# Data Science Project Planning: Predicting Newsletter Subscription in Minecraft Players

## Introduction
This report explores a dataset from a UBC research group studying player behavior in a Minecraft server. The goal is to predict which types of players are most likely to subscribe to a game-related newsletter based on their characteristics and playing patterns.

In [None]:
# Import necessary libraries
library(tidyverse)
library(repr)

# Set visualization parameters
options(repr.plot.width = 10, repr.plot.height = 6)

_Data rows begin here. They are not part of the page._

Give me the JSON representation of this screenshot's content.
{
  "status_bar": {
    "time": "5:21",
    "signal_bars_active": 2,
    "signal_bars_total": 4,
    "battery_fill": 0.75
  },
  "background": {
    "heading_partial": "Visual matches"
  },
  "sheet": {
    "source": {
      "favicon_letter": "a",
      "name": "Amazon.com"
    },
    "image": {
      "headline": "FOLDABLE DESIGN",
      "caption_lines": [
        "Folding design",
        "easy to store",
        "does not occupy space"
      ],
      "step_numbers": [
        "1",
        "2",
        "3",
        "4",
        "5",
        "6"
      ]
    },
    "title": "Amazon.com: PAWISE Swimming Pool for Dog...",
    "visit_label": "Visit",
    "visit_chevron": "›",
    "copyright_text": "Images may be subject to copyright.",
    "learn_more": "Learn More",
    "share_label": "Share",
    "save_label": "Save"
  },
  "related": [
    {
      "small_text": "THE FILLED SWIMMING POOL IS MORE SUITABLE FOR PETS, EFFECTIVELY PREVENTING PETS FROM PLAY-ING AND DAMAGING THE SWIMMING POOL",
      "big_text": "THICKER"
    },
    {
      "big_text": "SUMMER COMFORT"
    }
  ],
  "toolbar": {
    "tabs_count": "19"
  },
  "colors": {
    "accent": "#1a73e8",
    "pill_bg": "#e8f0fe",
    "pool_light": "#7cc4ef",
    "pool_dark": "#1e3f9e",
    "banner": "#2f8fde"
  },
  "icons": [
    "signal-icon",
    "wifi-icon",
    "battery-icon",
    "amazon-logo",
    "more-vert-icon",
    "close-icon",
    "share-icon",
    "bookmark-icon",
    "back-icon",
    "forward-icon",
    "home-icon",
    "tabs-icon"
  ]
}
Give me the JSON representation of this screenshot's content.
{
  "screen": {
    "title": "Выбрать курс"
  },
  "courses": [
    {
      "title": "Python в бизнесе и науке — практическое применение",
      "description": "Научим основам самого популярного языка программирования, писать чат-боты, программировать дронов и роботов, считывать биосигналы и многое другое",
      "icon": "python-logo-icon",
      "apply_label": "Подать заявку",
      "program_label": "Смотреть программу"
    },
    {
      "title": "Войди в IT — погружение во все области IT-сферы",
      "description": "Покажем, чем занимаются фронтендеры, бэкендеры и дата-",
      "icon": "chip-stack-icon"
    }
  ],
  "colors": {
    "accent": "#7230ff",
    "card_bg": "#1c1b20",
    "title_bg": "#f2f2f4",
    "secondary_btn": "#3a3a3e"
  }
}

# Suppress warnings for cleaner output
options(warn = -1)

In [None]:
# Load the datasets
players <- read_csv('players.csv', show_col_types = FALSE)
sessions <- read_csv('sessions.csv', show_col_types = FALSE)

## 1. Data Description

### Datasets Overview
This project uses two datasets collected from a Minecraft research server operated by the PLAI group at UBC:

**Dataset 1: players.csv**
- Contains information about individual players who have joined the server
- Each row represents one unique player

**Dataset 2: sessions.csv**
- Contains information about individual play sessions
- Each row represents one gaming session by a player
- Players can have multiple sessions

In [None]:
# Display basic dataset information
paste("PLAYERS DATASET - Number of observations:", nrow(players))
paste("PLAYERS DATASET - Number of variables:", ncol(players))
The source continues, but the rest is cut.